When the timer expires at the midnight of the 15th day (from the receipt of the command), the timer set by the policy library expires, triggering the selected functions to be invoked the next time when the subscriber attempts to login to the network. The administrator may also generate another command for a companion policy requiring user passwords to be reset if a user fails to login for more than 10 consecutive days, in which case the user would have to contact the network operator to learn the reset password to login again. This way, example, if the password expires in 30 days but the user does not login for more than 10 days after the password expires, the old password would be reset automatically.
It is to be understood that the disclosed subject matter is not limited in its application to the details of construction and to the arrangements of the components set forth in the following description or illustrated in the drawings. The disclosed subject matter is capable of other embodiments and of being practiced and carried out in various ways. Also, it is to be understood that the phraseology and terminology employed herein are for the purpose of description and should not be regarded as limiting.
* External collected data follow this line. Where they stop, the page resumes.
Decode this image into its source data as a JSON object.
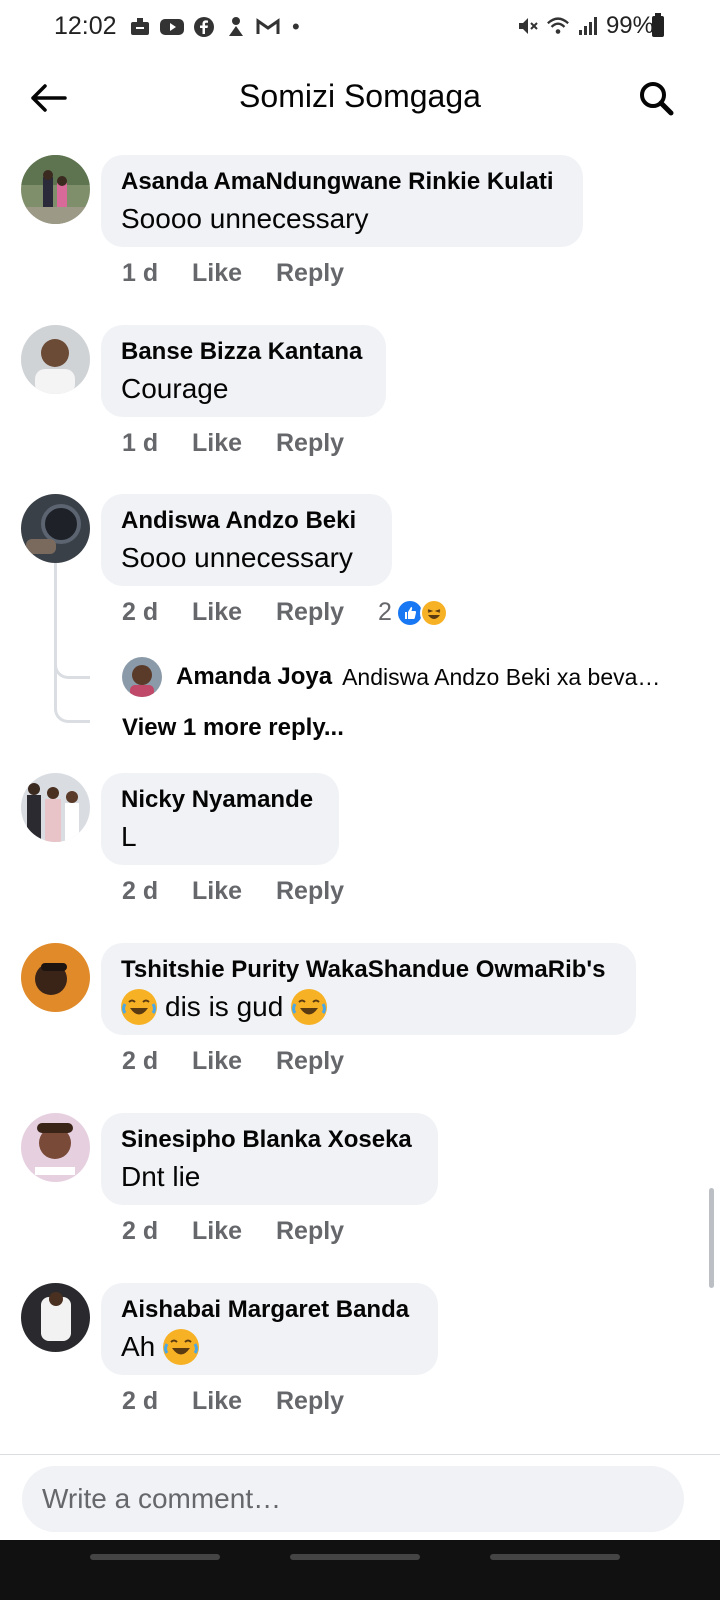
{
  "status_bar": {
    "time": "12:02",
    "dot": "•",
    "battery_percent": "99%"
  },
  "header": {
    "title": "Somizi Somgaga"
  },
  "comments": [
    {
      "name": "Asanda AmaNdungwane Rinkie Kulati",
      "text": "Soooo unnecessary",
      "time": "1 d",
      "like_label": "Like",
      "reply_label": "Reply"
    },
    {
      "name": "Banse Bizza Kantana",
      "text": "Courage",
      "time": "1 d",
      "like_label": "Like",
      "reply_label": "Reply"
    },
    {
      "name": "Andiswa Andzo Beki",
      "text": "Sooo unnecessary",
      "time": "2 d",
      "like_label": "Like",
      "reply_label": "Reply",
      "reaction_count": "2",
      "reply_preview": {
        "name": "Amanda Joya",
        "text": "Andiswa Andzo Beki xa beva…"
      },
      "view_more": "View 1 more reply..."
    },
    {
      "name": "Nicky Nyamande",
      "text": "L",
      "time": "2 d",
      "like_label": "Like",
      "reply_label": "Reply"
    },
    {
      "name": "Tshitshie Purity WakaShandue OwmaRib's",
      "text": "dis is gud",
      "time": "2 d",
      "like_label": "Like",
      "reply_label": "Reply"
    },
    {
      "name": "Sinesipho Blanka Xoseka",
      "text": "Dnt lie",
      "time": "2 d",
      "like_label": "Like",
      "reply_label": "Reply"
    },
    {
      "name": "Aishabai Margaret Banda",
      "text": "Ah",
      "time": "2 d",
      "like_label": "Like",
      "reply_label": "Reply"
    }
  ],
  "composer": {
    "placeholder": "Write a comment…"
  },
  "colors": {
    "bubble": "#f0f2f5",
    "secondary_text": "#65676b",
    "like_blue": "#1877f2",
    "haha_yellow": "#f7b125"
  }
}
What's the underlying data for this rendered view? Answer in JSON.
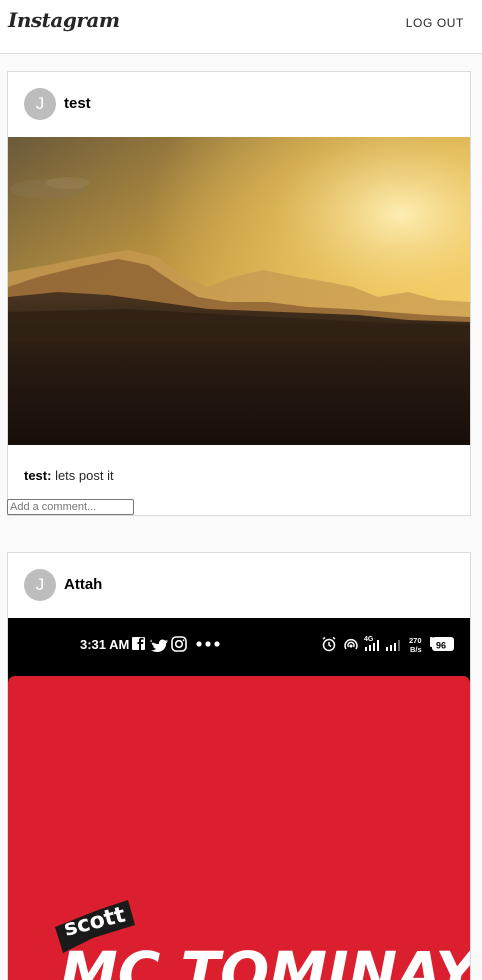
{
  "header": {
    "logo_text": "Instagram",
    "logout_label": "LOG OUT"
  },
  "posts": [
    {
      "username": "test",
      "avatar_initial": "J",
      "caption_user": "test:",
      "caption_text": " lets post it",
      "comment_placeholder": "Add a comment...",
      "image": "desert-sunset-photo"
    },
    {
      "username": "Attah",
      "avatar_initial": "J",
      "image": "phone-screenshot",
      "status_bar": {
        "time": "3:31 AM",
        "network": "4G",
        "speed_value": "270",
        "speed_unit": "B/s",
        "battery": "96"
      },
      "artwork_text_top": "scott",
      "artwork_text_main": "MC TOMINAY"
    }
  ],
  "colors": {
    "border": "#dbdbdb",
    "page_bg": "#fafafa",
    "poster_red": "#db1f2e"
  }
}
As such, those skilled in the art will appreciate that the conception, upon which this disclosure is based, may readily be utilized as a basis for the designing of other structures, methods, and systems for carrying out the several purposes of the disclosed subject matter. It is important, therefore, that the claims be regarded as including such equivalent constructions insofar as they do not depart from the spirit and scope of the disclosed subject matter.
Although the disclosed subject matter has been described and illustrated in the foregoing exemplary embodiments, it is understood that the present disclosure has been made only by way of example, and that numerous changes in the details of implementation of the disclosed subject matter may be made without departing from the spirit and scope of the disclosed subject matter, which is limited only by the claims which follow.